Scène V

Dorimant, Hippolyte

Dorimant

Autant que mon esprit adore vos mérites,

Autant veux-je de mal à vos longues visites.

Hippolyte

Que vous ont-elles fait pour vous mettre en courroux ?

Dorimant

Elles m’ôtent le bien de vous trouver chez vous.

J’y fais à tous moments une course inutile ;

J’apprends cent fois le jour que vous êtes en ville ;

En voici presque trois que je n’ai pu vous voir,

Pour rendre à vos beautés ce que je sais devoir ;

Et n’était qu’aujourd’hui cette heureuse rencontre,

Sur le point de rentrer, par hasard me les montre,

Je crois que ce jour même aurait encor passé

Sans moyen de m’en plaindre aux yeux qui m’ont blessé.

Hippolyte

Ma libre et gaie humeur hait le ton de plainte ;

Je n’en puis écouter qu’avec de la contrainte.

Si vous prenez plaisir dedans mon entretien,

Pour le faire durer ne vous plaignez de rien.

Dorimant

Vous me pouvez ôter tout sujet de me plaindre.

Hippolyte

Et vous pouvez aussi vous empêcher d’en feindre.

Dorimant

Est-ce en feindre un sujet qu’accuser vos rigueurs ?

Hippolyte

Pour vous en plaindre à faux, vous feignez des langueurs.

Dorimant

Verrais-je sans languir ma flamme qu’on néglige ?

Hippolyte

Éteignez cette flamme où rien ne vous oblige.

Dorimant

Vos charmes trop puissants me forcent à ces feux.

Hippolyte

Oui, mais rien ne vous force à vous approcher d’eux.

Dorimant

Ma présence vous fâche et vous est odieuse.

Hippolyte

Non ; mais tout ce discours la peut rendre ennuyeuse.

Dorimant

Je vois bien ce que c’est ; je lis dans votre cœur :

Il a reçu les traits d’un plus heureux vainqueur ;

Un autre, regardé d’un œil plus favorable,

À mes submissions vous fait inexorable ;

C’est pour lui seulement que vous voulez brûler.

Hippolyte

Il est vrai ; je ne puis vous le dissimuler :

Il faut que je vous traite avec toute franchise.

Alors que je vous pris, un autre m’avait prise,

Un autre captivait mes inclinations.

Vous devez présumer de vos perfections

Que si vous attaquiez un cœur qui fût à prendre,

Il serait malaisé qu’il s’en pût bien défendre.

Vous auriez eu le mien, s’il n’eût été donné ;

Mais puisque les destins ainsi l’ont ordonné,

Tant que ma passion aura quelque espérance,

N’attendez rien de moi que de l’indifférence.

Dorimant

Vous ne m’apprenez point le nom de cet amant :

Sans doute que Lysandre est cet objet charmant

Dont les discours flatteurs vous ont préoccupée.

Hippolyte

Cela ne se dit point à des hommes d’épée :

Vous exposer aux coups d’un duel hasardeux,

Ce serait le moyen de vous perdre tous deux.

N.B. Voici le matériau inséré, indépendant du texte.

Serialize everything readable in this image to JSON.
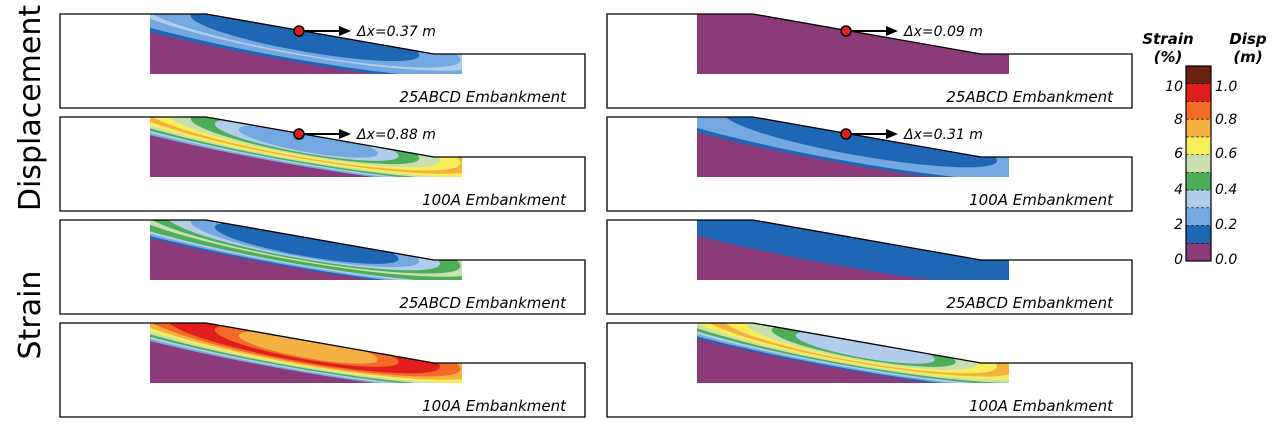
{
  "row_labels": [
    "Displacement",
    "Strain"
  ],
  "panels": [
    {
      "caption": "25ABCD Embankment",
      "displacement_label": "Δx=0.37 m",
      "field": "displacement",
      "levels": [
        0,
        1,
        1,
        2,
        2,
        2,
        3,
        2,
        2,
        1,
        1,
        0
      ]
    },
    {
      "caption": "25ABCD Embankment",
      "displacement_label": "Δx=0.09 m",
      "field": "displacement",
      "levels": [
        0,
        0,
        0,
        0,
        0,
        0,
        0,
        0,
        0,
        0,
        0,
        0
      ]
    },
    {
      "caption": "100A Embankment",
      "displacement_label": "Δx=0.88 m",
      "field": "displacement",
      "levels": [
        0,
        2,
        3,
        4,
        5,
        6,
        7,
        6,
        5,
        4,
        3,
        2
      ]
    },
    {
      "caption": "100A Embankment",
      "displacement_label": "Δx=0.31 m",
      "field": "displacement",
      "levels": [
        0,
        1,
        1,
        2,
        2,
        2,
        2,
        2,
        1,
        1,
        0,
        0
      ]
    },
    {
      "caption": "25ABCD Embankment",
      "displacement_label": "",
      "field": "strain",
      "levels": [
        0,
        1,
        2,
        3,
        4,
        4,
        5,
        4,
        3,
        2,
        1,
        0
      ]
    },
    {
      "caption": "25ABCD Embankment",
      "displacement_label": "",
      "field": "strain",
      "levels": [
        0,
        1,
        1,
        1,
        1,
        1,
        1,
        1,
        1,
        0,
        0,
        0
      ]
    },
    {
      "caption": "100A Embankment",
      "displacement_label": "",
      "field": "strain",
      "levels": [
        0,
        2,
        3,
        4,
        5,
        6,
        7,
        8,
        9,
        9,
        8,
        7
      ]
    },
    {
      "caption": "100A Embankment",
      "displacement_label": "",
      "field": "strain",
      "levels": [
        0,
        1,
        2,
        3,
        4,
        5,
        6,
        7,
        6,
        5,
        4,
        3
      ]
    }
  ],
  "colorbar": {
    "strain_title_1": "Strain",
    "strain_title_2": "(%)",
    "disp_title_1": "Disp",
    "disp_title_2": "(m)",
    "strain_ticks": [
      "10",
      "8",
      "6",
      "4",
      "2",
      "0"
    ],
    "disp_ticks": [
      "1.0",
      "0.8",
      "0.6",
      "0.4",
      "0.2",
      "0.0"
    ],
    "colors": [
      "#8B3A7A",
      "#1F66B5",
      "#74A8E0",
      "#B2CDEB",
      "#4CAE56",
      "#CADFAF",
      "#F6EF58",
      "#F5B042",
      "#F26A28",
      "#E11E1E",
      "#6B2212"
    ]
  }
}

Je vous veux, si je puis, conserver l’un et l’autre ;

Je chéris sa personne, et hais si peu la vôtre,

Qu’ayant perdu l’espoir de le voir mon époux,

Si ma mère y consent, Hippolyte est à vous.

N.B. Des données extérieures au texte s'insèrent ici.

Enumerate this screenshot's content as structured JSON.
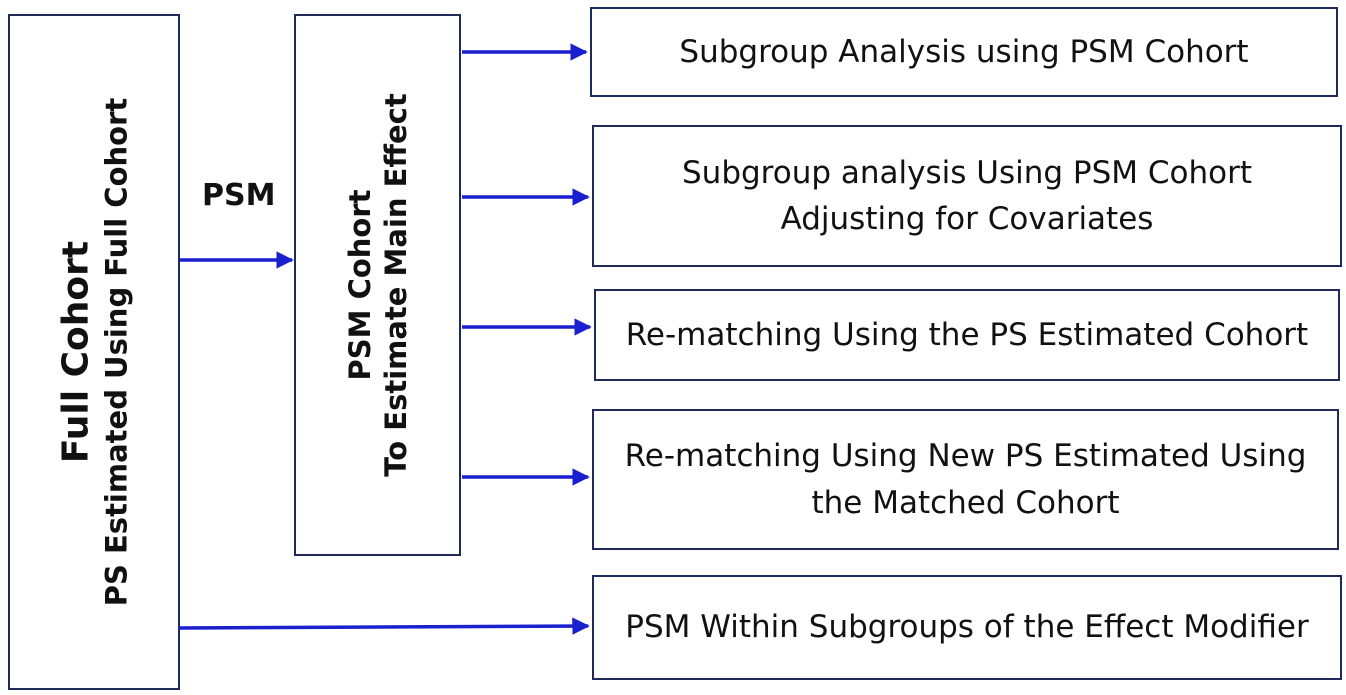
{
  "full_cohort": {
    "title": "Full Cohort",
    "subtitle": "PS Estimated Using Full Cohort"
  },
  "psm_label": "PSM",
  "psm_cohort": {
    "title": "PSM Cohort",
    "subtitle": "To Estimate Main Effect"
  },
  "outcomes": [
    {
      "line1": "Subgroup Analysis using PSM Cohort",
      "line2": ""
    },
    {
      "line1": "Subgroup analysis Using PSM Cohort",
      "line2": "Adjusting for Covariates"
    },
    {
      "line1": "Re-matching Using the PS Estimated Cohort",
      "line2": ""
    },
    {
      "line1": "Re-matching Using New PS Estimated Using",
      "line2": "the Matched Cohort"
    },
    {
      "line1": "PSM Within Subgroups of the Effect Modifier",
      "line2": ""
    }
  ],
  "colors": {
    "arrow": "#1a1fd0",
    "border": "#1f2a5a"
  }
}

Mais aussi jusque-là plaignez votre infortune.

Dorimant

Permettez pour ce nom que je vous importune ;

Ne me refusez plus de me le déclarer :

Que je sache en quel temps j’aurai droit d’espérer,

Un mot me suffira pour me tirer de peine ;

Et lors j’étoufferai si bien toute ma haine,

Que vous me trouverez vous-même trop remis.